Enrique Teran thinks that the real estate agent is “increasingly threatened as our industry adapts to new ways to try to automate and replace Realtor processes through the use of technology and shared knowledge.”
And he thinks brokers need to do something about it.
“These challenges, which will ultimately shape the future of our industry, require brokers to strongly compete and innovate in developing unique solutions for both local consumers and agents to engage in their markets and survive,” Teran said.
The co-founder of the Miami-based tech-led real estate firm, Avanti Way Realty, has called for brokers to work more actively on their agents’ behalf rather than taking a hands-off attitude and letting real estate boards step in with tools and knowledge.
“A lot of brokers have moved away from escrow accounts; they are not involved in any of the [transaction] process but are just cashing the commission check,” he said. “They have become dependent on the board tools and teaching of their agents.
“It’s very sad to see our industry go that way. At the end of the day, if the brokers are not being competitive, igniting the agent to be highly successful, what happens?”
The steps being taken by the boards to fill the void are well-meant, but unfortunately, they are not creating “conducive” conditions for brokers to become innovative and are not in the best interests of local consumers, said Teran.
“Boards are not providing an interpretation of the data — they are focused on giving them transaction tools instead of working with the brokers to incorporate these tools, to be smart and position their agents to compete and innovate for the future of the industry,” he said.
It should be brokers, not real estate boards, developing the agent
It should not be the boards and the National Association of Realtors developing agents, he added.
“The broker is the one who knows the local market and what their consumers demand,” said Teran.
Brokers need to stop being lazy, he said. “Instead of only trying to figure out clever ways to provide the highest possible commission split to attract agents, they should focus their energy on developing and innovating competent agents who consumers can benefit from,” he aid.
“I can tell you first-hand that agents would rather do $300,000 at a 50 percent split than $150,000 at 90 percent or even 100 percent splits,” said Teran.
More brokers are surviving by becoming a commodity
Brokers are surviving by becoming a commodity, he claimed.
“There will be commodity brokers, and then there will be a few brokers like ourselves that will truly always innovate and create a secure spot for the real estate agent.”
The Avanti Way co-founders have developed proprietary tools aimed at engaging agents and consumers in the transaction process, enabling agents to provide a “unique consumer experience.” The business, which has done more than $1.5 billion in sales volume since it began, has recently grown to 450 agents, taking it to the no. 2 brokerage for new agent in-take in the state of Florida.
Avanti Way is an accelerator
Their approach is that of an accelerator, similar to a tech business incubator, said MBA graduate and Avanti Way co-founder Andres Korda.
Teran and Korda are concentrating their efforts on providing their agents with current analytics and information, which will help them deliver a better consumer service.
This is something that is relatively straightforward to do when you are running the tech in-house, said Korda.
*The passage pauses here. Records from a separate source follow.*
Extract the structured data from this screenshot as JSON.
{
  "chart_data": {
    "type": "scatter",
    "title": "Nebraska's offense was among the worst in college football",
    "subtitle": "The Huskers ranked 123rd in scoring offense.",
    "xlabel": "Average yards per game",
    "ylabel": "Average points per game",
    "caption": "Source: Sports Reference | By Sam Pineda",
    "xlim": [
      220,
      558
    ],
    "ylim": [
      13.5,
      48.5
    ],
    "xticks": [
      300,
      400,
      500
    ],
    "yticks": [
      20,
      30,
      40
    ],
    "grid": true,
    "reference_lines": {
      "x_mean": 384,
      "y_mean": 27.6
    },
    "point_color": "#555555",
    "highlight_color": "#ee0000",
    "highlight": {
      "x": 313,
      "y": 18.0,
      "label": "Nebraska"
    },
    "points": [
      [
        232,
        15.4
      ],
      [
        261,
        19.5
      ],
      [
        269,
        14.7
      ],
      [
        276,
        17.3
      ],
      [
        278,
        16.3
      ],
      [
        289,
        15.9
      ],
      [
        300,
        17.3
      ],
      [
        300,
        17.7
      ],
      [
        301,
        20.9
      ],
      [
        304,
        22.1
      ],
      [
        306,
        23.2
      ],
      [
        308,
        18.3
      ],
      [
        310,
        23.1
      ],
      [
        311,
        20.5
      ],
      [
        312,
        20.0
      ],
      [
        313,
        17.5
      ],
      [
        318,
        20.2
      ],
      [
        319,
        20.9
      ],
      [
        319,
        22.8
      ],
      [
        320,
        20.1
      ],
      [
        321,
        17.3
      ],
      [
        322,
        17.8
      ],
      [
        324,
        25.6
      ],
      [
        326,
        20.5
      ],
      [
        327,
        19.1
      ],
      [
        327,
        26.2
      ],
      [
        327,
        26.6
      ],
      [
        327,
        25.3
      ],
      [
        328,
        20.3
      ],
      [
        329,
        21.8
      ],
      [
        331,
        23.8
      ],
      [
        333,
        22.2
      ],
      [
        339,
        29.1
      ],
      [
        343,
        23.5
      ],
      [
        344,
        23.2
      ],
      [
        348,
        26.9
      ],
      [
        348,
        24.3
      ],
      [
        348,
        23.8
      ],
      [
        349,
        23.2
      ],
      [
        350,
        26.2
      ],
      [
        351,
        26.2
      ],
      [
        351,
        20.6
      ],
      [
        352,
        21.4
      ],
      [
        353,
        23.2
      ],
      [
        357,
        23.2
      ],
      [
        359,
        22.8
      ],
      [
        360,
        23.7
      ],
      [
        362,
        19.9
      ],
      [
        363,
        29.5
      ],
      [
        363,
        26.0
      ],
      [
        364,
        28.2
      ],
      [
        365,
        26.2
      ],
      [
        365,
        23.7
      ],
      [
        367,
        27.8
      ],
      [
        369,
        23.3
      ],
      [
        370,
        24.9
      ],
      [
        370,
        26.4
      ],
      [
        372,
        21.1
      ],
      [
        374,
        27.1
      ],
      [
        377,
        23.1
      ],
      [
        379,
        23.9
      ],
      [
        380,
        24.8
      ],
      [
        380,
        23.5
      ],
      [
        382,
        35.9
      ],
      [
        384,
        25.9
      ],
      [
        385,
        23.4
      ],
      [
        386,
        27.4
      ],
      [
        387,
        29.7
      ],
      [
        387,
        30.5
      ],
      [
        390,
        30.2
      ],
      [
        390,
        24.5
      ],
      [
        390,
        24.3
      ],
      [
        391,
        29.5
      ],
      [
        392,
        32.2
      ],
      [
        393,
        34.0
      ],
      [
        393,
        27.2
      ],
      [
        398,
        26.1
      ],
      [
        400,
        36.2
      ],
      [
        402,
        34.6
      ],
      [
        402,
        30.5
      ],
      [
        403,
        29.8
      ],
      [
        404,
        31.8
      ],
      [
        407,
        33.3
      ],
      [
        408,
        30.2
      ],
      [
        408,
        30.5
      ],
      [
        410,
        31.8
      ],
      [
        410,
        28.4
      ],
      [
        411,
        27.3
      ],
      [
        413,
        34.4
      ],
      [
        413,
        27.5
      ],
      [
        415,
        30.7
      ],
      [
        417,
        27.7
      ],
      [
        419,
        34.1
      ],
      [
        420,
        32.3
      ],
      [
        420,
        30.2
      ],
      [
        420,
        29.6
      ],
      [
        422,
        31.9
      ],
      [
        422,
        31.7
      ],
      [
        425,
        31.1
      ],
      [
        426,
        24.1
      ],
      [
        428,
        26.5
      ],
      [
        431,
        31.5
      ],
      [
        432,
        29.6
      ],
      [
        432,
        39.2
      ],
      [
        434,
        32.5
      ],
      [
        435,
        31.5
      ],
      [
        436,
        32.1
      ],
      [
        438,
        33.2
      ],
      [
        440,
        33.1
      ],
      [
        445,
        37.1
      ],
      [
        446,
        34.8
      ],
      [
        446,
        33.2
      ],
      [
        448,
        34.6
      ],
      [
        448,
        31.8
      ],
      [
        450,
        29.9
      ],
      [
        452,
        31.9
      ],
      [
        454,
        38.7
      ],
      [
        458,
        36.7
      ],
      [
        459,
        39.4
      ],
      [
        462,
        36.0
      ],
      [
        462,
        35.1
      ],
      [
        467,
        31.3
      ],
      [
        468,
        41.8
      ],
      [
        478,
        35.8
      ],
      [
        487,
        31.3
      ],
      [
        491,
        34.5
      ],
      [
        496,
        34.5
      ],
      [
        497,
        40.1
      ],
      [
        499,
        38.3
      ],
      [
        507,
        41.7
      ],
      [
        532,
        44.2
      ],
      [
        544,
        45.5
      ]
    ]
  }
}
Avanti Way has a remote tech team of 10-plus. Korda explained that the brokerage can track universal steps or actions that agents take in every transaction.
“For instance, the time it takes from the listing agreement to the transaction. We are then bringing this into cool algorithms for them that they are able to track, to come up with solutions and understand the agent’s evolution and any hurdles,” he said.
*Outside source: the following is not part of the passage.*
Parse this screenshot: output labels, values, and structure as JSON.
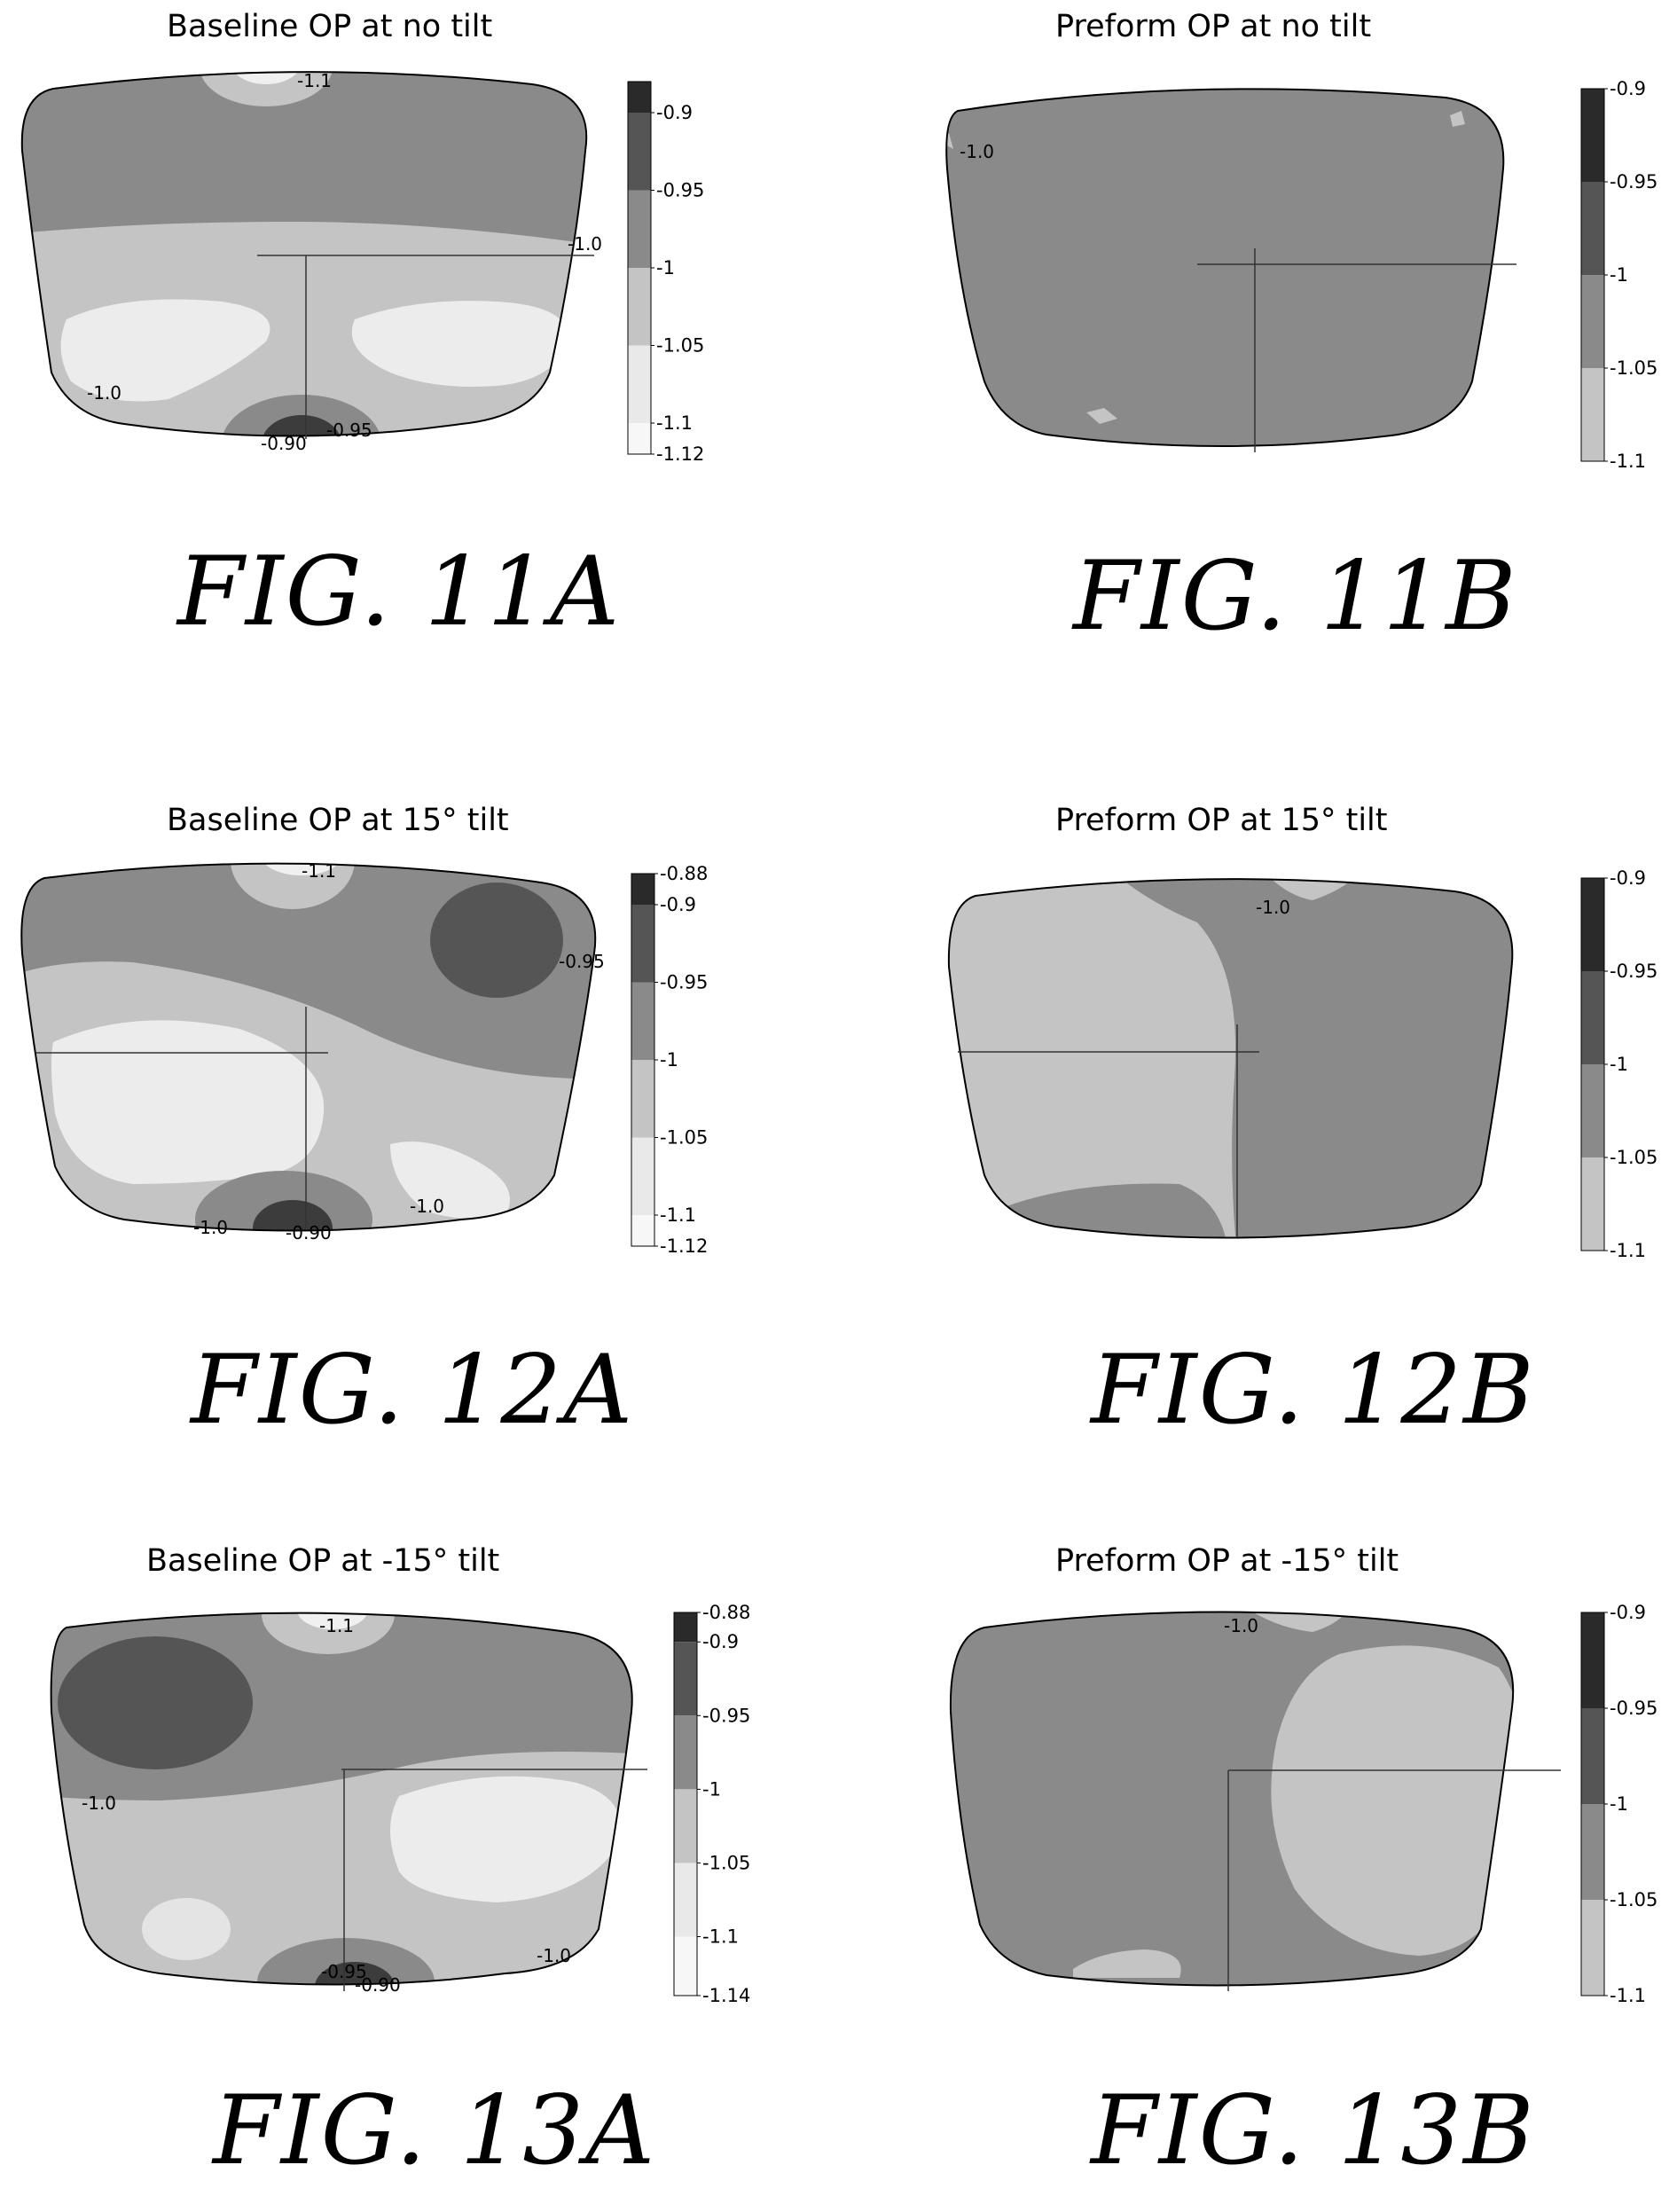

The brokerage has been innovative in challenging its agents and following their success. Avanti Way has set up the Agentpreneur learning and coaching system and Branchising, where ambitious agents and their teams can set up entire new offices with a central back-end support engine.
The brokerage has also recently added to its Agent Concierge virtual assistant platform by offering “a la carte” concierge services to its agents.
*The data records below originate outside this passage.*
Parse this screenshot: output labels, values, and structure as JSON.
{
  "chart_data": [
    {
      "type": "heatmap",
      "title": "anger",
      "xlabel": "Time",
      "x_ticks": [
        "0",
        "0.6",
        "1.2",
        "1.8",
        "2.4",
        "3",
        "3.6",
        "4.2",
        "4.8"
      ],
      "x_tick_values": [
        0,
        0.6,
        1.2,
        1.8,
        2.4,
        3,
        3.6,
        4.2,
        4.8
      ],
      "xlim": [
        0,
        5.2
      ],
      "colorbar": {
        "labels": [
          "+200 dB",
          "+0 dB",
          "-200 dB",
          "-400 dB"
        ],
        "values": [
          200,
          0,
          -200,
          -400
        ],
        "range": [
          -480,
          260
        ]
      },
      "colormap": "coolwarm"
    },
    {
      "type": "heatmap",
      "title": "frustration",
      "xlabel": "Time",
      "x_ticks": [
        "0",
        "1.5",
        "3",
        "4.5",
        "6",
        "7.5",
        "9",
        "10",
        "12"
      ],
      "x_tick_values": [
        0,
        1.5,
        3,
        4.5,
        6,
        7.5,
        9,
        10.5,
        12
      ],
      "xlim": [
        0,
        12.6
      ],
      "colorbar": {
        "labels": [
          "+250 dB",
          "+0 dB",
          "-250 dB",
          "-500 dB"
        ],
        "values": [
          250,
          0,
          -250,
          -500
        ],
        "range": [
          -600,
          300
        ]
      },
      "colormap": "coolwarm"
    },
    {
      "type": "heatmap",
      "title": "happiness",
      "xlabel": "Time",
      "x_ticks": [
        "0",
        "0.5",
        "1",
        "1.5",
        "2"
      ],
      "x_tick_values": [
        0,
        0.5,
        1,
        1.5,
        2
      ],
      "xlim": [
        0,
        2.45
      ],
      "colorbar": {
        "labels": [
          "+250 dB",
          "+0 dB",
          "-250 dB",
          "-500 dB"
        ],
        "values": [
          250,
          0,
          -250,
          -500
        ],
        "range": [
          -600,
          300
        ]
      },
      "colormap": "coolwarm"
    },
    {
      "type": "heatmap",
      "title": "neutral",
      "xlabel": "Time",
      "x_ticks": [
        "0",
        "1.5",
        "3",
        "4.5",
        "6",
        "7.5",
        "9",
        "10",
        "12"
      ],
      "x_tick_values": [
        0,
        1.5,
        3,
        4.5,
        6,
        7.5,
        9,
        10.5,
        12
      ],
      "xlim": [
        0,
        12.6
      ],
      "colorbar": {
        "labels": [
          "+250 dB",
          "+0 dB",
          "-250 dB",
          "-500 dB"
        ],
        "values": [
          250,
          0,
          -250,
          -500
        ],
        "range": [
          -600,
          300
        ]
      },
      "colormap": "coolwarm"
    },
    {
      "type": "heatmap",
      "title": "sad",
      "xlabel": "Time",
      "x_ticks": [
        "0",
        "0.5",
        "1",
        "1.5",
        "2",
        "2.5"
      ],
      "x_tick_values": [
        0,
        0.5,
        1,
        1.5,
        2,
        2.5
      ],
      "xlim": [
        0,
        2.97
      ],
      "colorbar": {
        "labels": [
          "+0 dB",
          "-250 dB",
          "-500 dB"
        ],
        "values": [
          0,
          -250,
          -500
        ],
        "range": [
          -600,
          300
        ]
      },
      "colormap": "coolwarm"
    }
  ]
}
The creation of success comes from the agent
The agents’ ability to mine the data depends on them being pro-active.
“The creation of success has to come from the agent. Our job in the equation is to accelerate their professional growth,” said Teran.
“It’s about having the right people out there ready to take the tech on and raise the bar of the consumer experience,” said Korda.
“We’ve had great success with agents who were business people — after two or three years, they become several-million-dollar producers because they ‘get it,'” he said.
Attracting the right kind of agents for your tech real estate business
Korda said that Avanti Way attract agents who want to join for the tech as well as top agents who can’t scale to the next step, said Korda.
Two Avanti Way “branchise” offices were set up recently in Broward County and, after more careful expansion in Florida, Avanti Way will be looking at Texas and California as potential markets, said Teran.
The South Florida Business Journal named it no. 7 on its list of the top 10 fastest-growing companies in South Florida for 2015.